Pascal Pavageau peut avoir la dent dure quand il parle de lui-même : « prétentieux », « piètre manageur », « naïf » Mais, si l’ancien secrétaire général de Force ouvrière (FO) se livre à cette autocritique, mercredi 13 septembre, devant la 17chambre correctionnelle du tribunal de Paris, c’est pour mieux récuser les infractions qui lui sont reprochées. Le fichage clandestin de hauts gradés de son organisation ? Il martèle qu’il ne l’a jamais demandé. A l’en croire, cette opération de basse police, qui avait fait scandale il y a presque cinq ans et l’avait contraint à la démission, résulte d’une sorte de malentendu entre lui et sa garde rapprochée : « J’aurais dû être plus clair dans les consignes. » En somme, il a une part de responsabilité, mais n’est pas coupable.

Cette ligne de défense ressemble à celle qu’il avait adoptée au début de l’affaire. Le 10 octobre 2018, Le Canard enchaîné révélait l’existence de deux listings de 127 dirigeants de FO, avec, pour chacun d’eux, des commentaires de natures diverses (accointances politiques, orientation sexuelle, etc.). Dans certains cas, les appréciations étaient assorties d’injures (« ordure », « mafieux »…). Elaborés plus d’un an avant que M. Pavageau soit élu à la tête de FO, en avril 2018, lors d’un congrès à Lille (où il était seul en lice), ces documents classaient aussi les personnes en fonction de leur proximité avec le leader syndical.

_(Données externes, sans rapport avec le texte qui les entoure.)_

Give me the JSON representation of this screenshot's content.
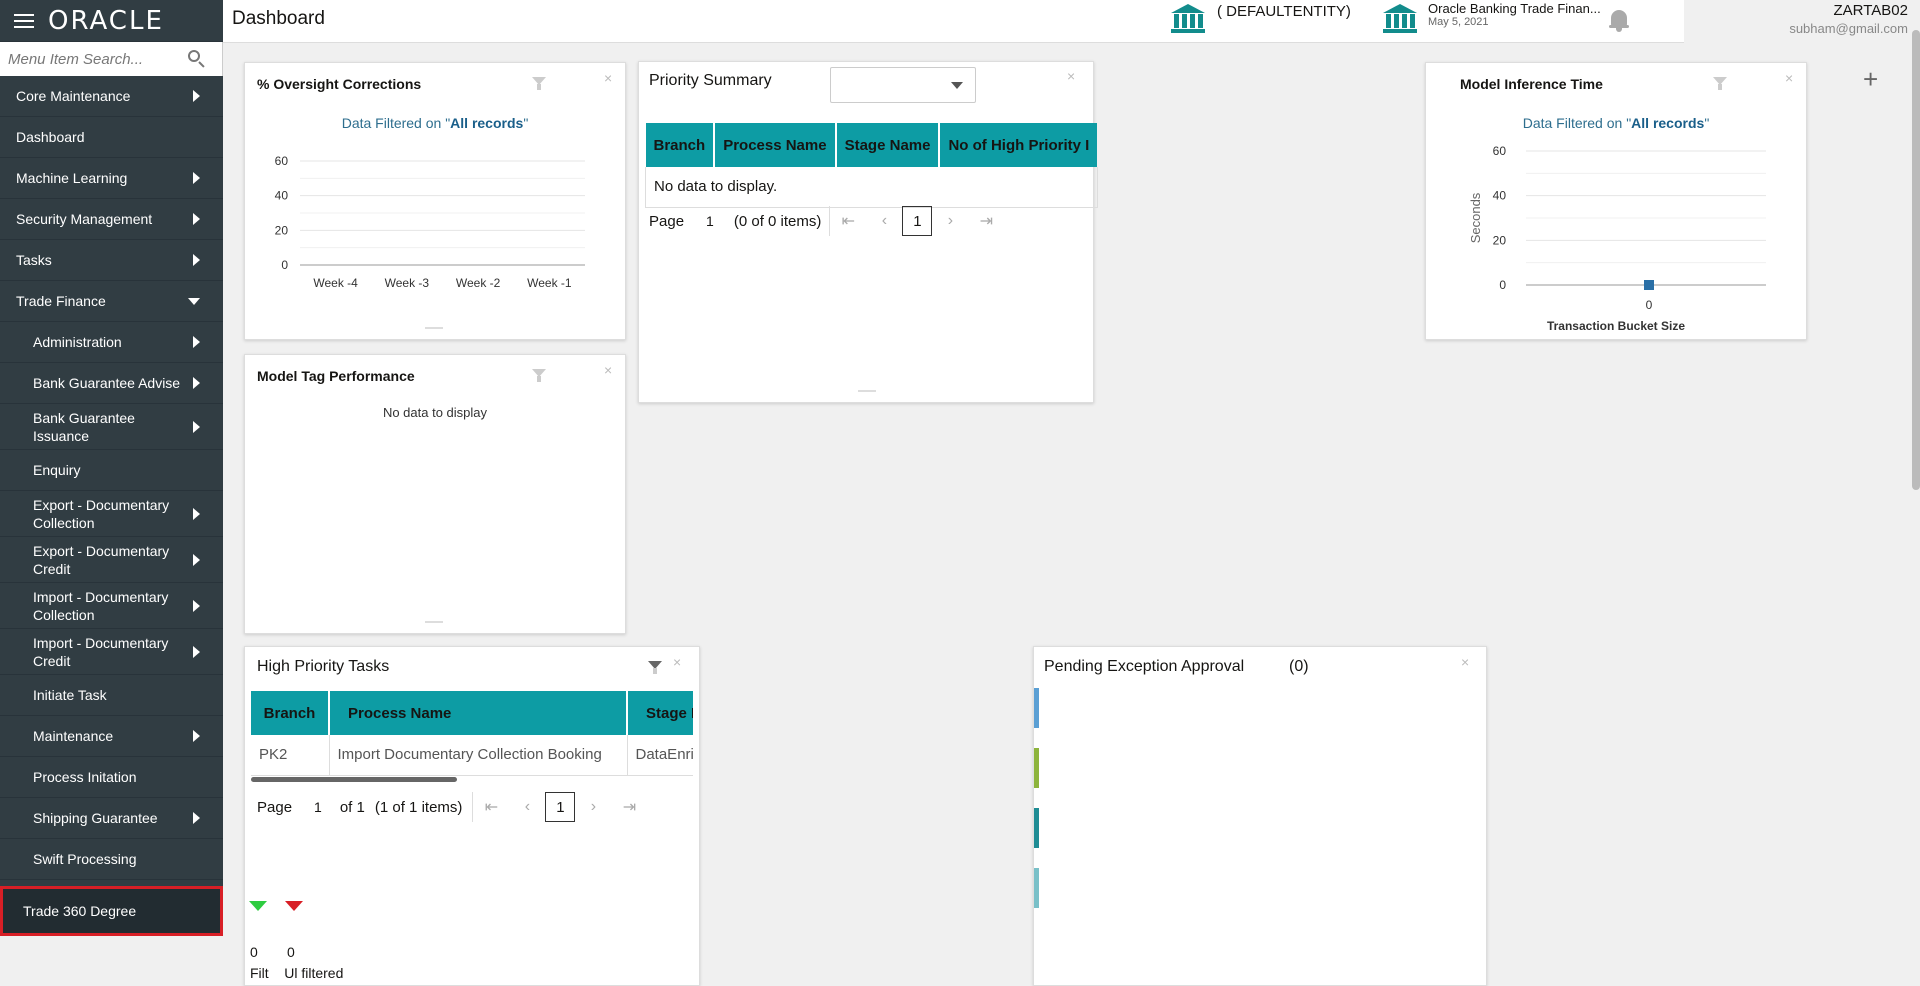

A l’époque, il avait parlé d’une « belle connerie », imputée à deux de ses collaboratrices, Cécile Potters et Justine Braesch : il croyait que celles-ci réalisaient un simple « mémo » à partir d’éléments qu’il leur avait fournis.

Aujourd’hui, ces deux femmes, également renvoyées devant la 17chambre, reconnaissent avoir participé à la confection des fichiers. Mme Potters explique même que c’est elle qui a eu « l’idée » de créer une rubrique avec des renseignements sur les 127 cadres. Il s’agissait de « former » la future équipe de direction de M. Pavageau, avant le congrès de Lille, afin qu’elle sache où elle mettait les pieds dans une maison secouée par des divisions internes.

« Lâcheté »

Mais les deux prévenues ne veulent pas porter seules le chapeau : selon elles, M. Pavageau était au courant. Le fait qu’il le conteste démontre une « lâcheté que je ne comprends pas », tacle Mme Potters à la barre.

Par moments, l’audience tourne au règlement de comptes. M. Pavageau se pose en victime d’une cabale : la fuite des fichiers dans Le Canard enchaîné était une mesure de représailles contre son projet de mener un « audit » des comptes du syndicat, après les « abominations » qu’il avait découvertes – en évoquant des financements occultes en faveur de partis. « Elucubrations », réagit Frédéric Souillot. L’actuel secrétaire général de FO prend la parole au nom de son organisation, partie civile dans le dossier, en soulignant qu’elle a été « salie ».